Developers have always loved Apache Spark for providing APIs that are simple yet powerful, a combination of traits that makes complex analysis possible with minimal programmer effort. At Databricks, we have continued to push Spark’s usability and performance envelope through the introduction of DataFrames and Spark SQL. These are high-level APIs for working with structured data (e.g. database tables, JSON files), which let Spark automatically optimize both storage and computation. Behind these APIs, the Catalyst optimizer and Tungsten execution engine optimize applications in ways that were not possible with Spark’s object-oriented (RDD) API, such as operating on data in a raw binary form.

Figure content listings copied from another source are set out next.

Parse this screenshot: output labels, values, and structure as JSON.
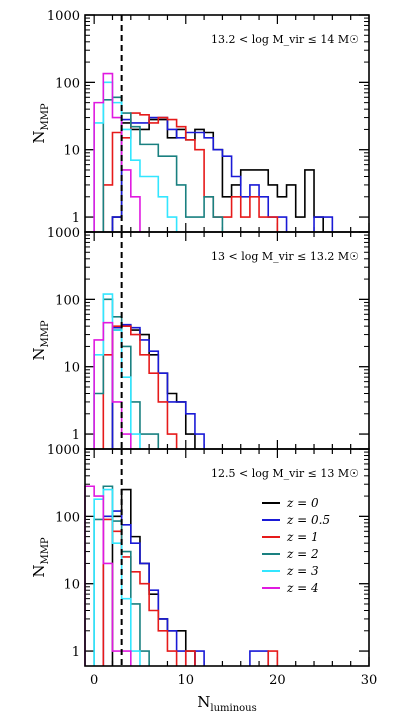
{
  "chart_data": {
    "type": "step-histogram",
    "xlabel": "N_luminous",
    "ylabel": "N_MMP",
    "xlim": [
      -1,
      30
    ],
    "ylim": [
      0.6,
      1000
    ],
    "yscale": "log",
    "x_ticks": [
      0,
      10,
      20,
      30
    ],
    "y_ticks": [
      1,
      10,
      100,
      1000
    ],
    "reference_line_x": 3,
    "legend": {
      "position": "right",
      "entries": [
        "z = 0",
        "z = 0.5",
        "z = 1",
        "z = 2",
        "z = 3",
        "z = 4"
      ]
    },
    "colors": {
      "z0": "#000000",
      "z05": "#1a1ad6",
      "z1": "#e61a1a",
      "z2": "#1a8080",
      "z3": "#33e6ff",
      "z4": "#e01ae0"
    },
    "panels": [
      {
        "annotation": "13.2 < log M_vir ≤ 14 M☉",
        "series": [
          {
            "name": "z = 0",
            "color": "#000000",
            "bins": [
              [
                2,
                1
              ],
              [
                3,
                25
              ],
              [
                4,
                20
              ],
              [
                5,
                20
              ],
              [
                6,
                28
              ],
              [
                7,
                28
              ],
              [
                8,
                15
              ],
              [
                9,
                20
              ],
              [
                10,
                14
              ],
              [
                11,
                20
              ],
              [
                12,
                18
              ],
              [
                13,
                10
              ],
              [
                14,
                2
              ],
              [
                15,
                3
              ],
              [
                16,
                5
              ],
              [
                17,
                5
              ],
              [
                18,
                5
              ],
              [
                19,
                3
              ],
              [
                20,
                2
              ],
              [
                21,
                3
              ],
              [
                22,
                1
              ],
              [
                23,
                5
              ],
              [
                24,
                1
              ]
            ]
          },
          {
            "name": "z = 0.5",
            "color": "#1a1ad6",
            "bins": [
              [
                2,
                1
              ],
              [
                3,
                28
              ],
              [
                4,
                25
              ],
              [
                5,
                25
              ],
              [
                6,
                30
              ],
              [
                7,
                30
              ],
              [
                8,
                20
              ],
              [
                9,
                15
              ],
              [
                10,
                18
              ],
              [
                11,
                18
              ],
              [
                12,
                15
              ],
              [
                13,
                10
              ],
              [
                14,
                8
              ],
              [
                15,
                4
              ],
              [
                16,
                2
              ],
              [
                17,
                3
              ],
              [
                18,
                2
              ],
              [
                19,
                1
              ],
              [
                20,
                1
              ],
              [
                24,
                1
              ],
              [
                25,
                1
              ]
            ]
          },
          {
            "name": "z = 1",
            "color": "#e61a1a",
            "bins": [
              [
                1,
                3
              ],
              [
                2,
                18
              ],
              [
                3,
                15
              ],
              [
                4,
                35
              ],
              [
                5,
                33
              ],
              [
                6,
                25
              ],
              [
                7,
                30
              ],
              [
                8,
                28
              ],
              [
                9,
                22
              ],
              [
                10,
                14
              ],
              [
                11,
                10
              ],
              [
                12,
                2
              ],
              [
                13,
                1
              ],
              [
                14,
                1
              ],
              [
                15,
                2
              ],
              [
                16,
                1
              ],
              [
                17,
                2
              ],
              [
                18,
                1
              ],
              [
                19,
                1
              ]
            ]
          },
          {
            "name": "z = 2",
            "color": "#1a8080",
            "bins": [
              [
                1,
                55
              ],
              [
                2,
                60
              ],
              [
                3,
                35
              ],
              [
                4,
                22
              ],
              [
                5,
                12
              ],
              [
                6,
                12
              ],
              [
                7,
                8
              ],
              [
                8,
                8
              ],
              [
                9,
                3
              ],
              [
                10,
                1
              ],
              [
                11,
                1
              ],
              [
                12,
                2
              ],
              [
                13,
                1
              ]
            ]
          },
          {
            "name": "z = 3",
            "color": "#33e6ff",
            "bins": [
              [
                0,
                25
              ],
              [
                1,
                100
              ],
              [
                2,
                50
              ],
              [
                3,
                20
              ],
              [
                4,
                7
              ],
              [
                5,
                4
              ],
              [
                6,
                4
              ],
              [
                7,
                2
              ],
              [
                8,
                1
              ]
            ]
          },
          {
            "name": "z = 4",
            "color": "#e01ae0",
            "bins": [
              [
                0,
                50
              ],
              [
                1,
                135
              ],
              [
                2,
                30
              ],
              [
                3,
                5
              ],
              [
                4,
                2
              ]
            ]
          }
        ]
      },
      {
        "annotation": "13 < log M_vir ≤ 13.2 M☉",
        "series": [
          {
            "name": "z = 0",
            "color": "#000000",
            "bins": [
              [
                2,
                35
              ],
              [
                3,
                40
              ],
              [
                4,
                35
              ],
              [
                5,
                30
              ],
              [
                6,
                15
              ],
              [
                7,
                8
              ],
              [
                8,
                4
              ],
              [
                9,
                3
              ],
              [
                10,
                1
              ]
            ]
          },
          {
            "name": "z = 0.5",
            "color": "#1a1ad6",
            "bins": [
              [
                2,
                38
              ],
              [
                3,
                42
              ],
              [
                4,
                38
              ],
              [
                5,
                25
              ],
              [
                6,
                17
              ],
              [
                7,
                8
              ],
              [
                8,
                3
              ],
              [
                9,
                3
              ],
              [
                10,
                2
              ],
              [
                11,
                1
              ]
            ]
          },
          {
            "name": "z = 1",
            "color": "#e61a1a",
            "bins": [
              [
                1,
                15
              ],
              [
                2,
                40
              ],
              [
                3,
                40
              ],
              [
                4,
                30
              ],
              [
                5,
                15
              ],
              [
                6,
                8
              ],
              [
                7,
                3
              ],
              [
                8,
                1
              ]
            ]
          },
          {
            "name": "z = 2",
            "color": "#1a8080",
            "bins": [
              [
                0,
                4
              ],
              [
                1,
                100
              ],
              [
                2,
                55
              ],
              [
                3,
                20
              ],
              [
                4,
                3
              ],
              [
                5,
                1
              ],
              [
                6,
                1
              ]
            ]
          },
          {
            "name": "z = 3",
            "color": "#33e6ff",
            "bins": [
              [
                0,
                15
              ],
              [
                1,
                120
              ],
              [
                2,
                35
              ],
              [
                3,
                7
              ],
              [
                4,
                1
              ]
            ]
          },
          {
            "name": "z = 4",
            "color": "#e01ae0",
            "bins": [
              [
                0,
                25
              ],
              [
                1,
                45
              ],
              [
                2,
                3
              ],
              [
                3,
                1
              ]
            ]
          }
        ]
      },
      {
        "annotation": "12.5 < log M_vir ≤ 13 M☉",
        "series": [
          {
            "name": "z = 0",
            "color": "#000000",
            "bins": [
              [
                2,
                100
              ],
              [
                3,
                250
              ],
              [
                4,
                50
              ],
              [
                5,
                20
              ],
              [
                6,
                7
              ],
              [
                7,
                3
              ],
              [
                8,
                2
              ],
              [
                9,
                2
              ],
              [
                10,
                1
              ]
            ]
          },
          {
            "name": "z = 0.5",
            "color": "#1a1ad6",
            "bins": [
              [
                1,
                100
              ],
              [
                2,
                120
              ],
              [
                3,
                75
              ],
              [
                4,
                40
              ],
              [
                5,
                20
              ],
              [
                6,
                8
              ],
              [
                7,
                3
              ],
              [
                8,
                2
              ],
              [
                9,
                1
              ],
              [
                11,
                1
              ],
              [
                17,
                1
              ],
              [
                18,
                1
              ]
            ]
          },
          {
            "name": "z = 1",
            "color": "#e61a1a",
            "bins": [
              [
                1,
                90
              ],
              [
                2,
                60
              ],
              [
                3,
                25
              ],
              [
                4,
                15
              ],
              [
                5,
                10
              ],
              [
                6,
                4
              ],
              [
                7,
                2
              ],
              [
                8,
                1
              ],
              [
                10,
                1
              ],
              [
                19,
                1
              ]
            ]
          },
          {
            "name": "z = 2",
            "color": "#1a8080",
            "bins": [
              [
                0,
                90
              ],
              [
                1,
                280
              ],
              [
                2,
                85
              ],
              [
                3,
                30
              ],
              [
                4,
                5
              ],
              [
                5,
                1
              ]
            ]
          },
          {
            "name": "z = 3",
            "color": "#33e6ff",
            "bins": [
              [
                0,
                180
              ],
              [
                1,
                250
              ],
              [
                2,
                40
              ],
              [
                3,
                6
              ],
              [
                4,
                1
              ]
            ]
          },
          {
            "name": "z = 4",
            "color": "#e01ae0",
            "bins": [
              [
                -1,
                280
              ],
              [
                0,
                200
              ],
              [
                1,
                20
              ],
              [
                2,
                1
              ],
              [
                3,
                1
              ]
            ]
          }
        ]
      }
    ]
  },
  "axis_text": {
    "y_main": "N",
    "y_sub": "MMP",
    "x_main": "N",
    "x_sub": "luminous"
  }
}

Today we’re excited to announce Spark Datasets, an extension of the DataFrame API that provides a type-safe, object-oriented programming interface. Spark 1.6 includes an API preview of Datasets, and they will be a development focus for the next several versions of Spark. Like DataFrames, Datasets take advantage of Spark’s Catalyst optimizer by exposing expressions and data fields to a query planner. Datasets also leverage Tungsten’s fast in-memory encoding. Datasets extend these benefits with compile-time type safety – meaning production applications can be checked for errors before they are run. They also allow direct operations over user-defined classes.
In the long run, we expect Datasets to become a powerful way to write more efficient Spark applications. We have designed them to work alongside the existing RDD API, but improve efficiency when data can be represented in a structured form. Spark 1.6 offers the first glimpse at Datasets, and we expect to improve them in future releases.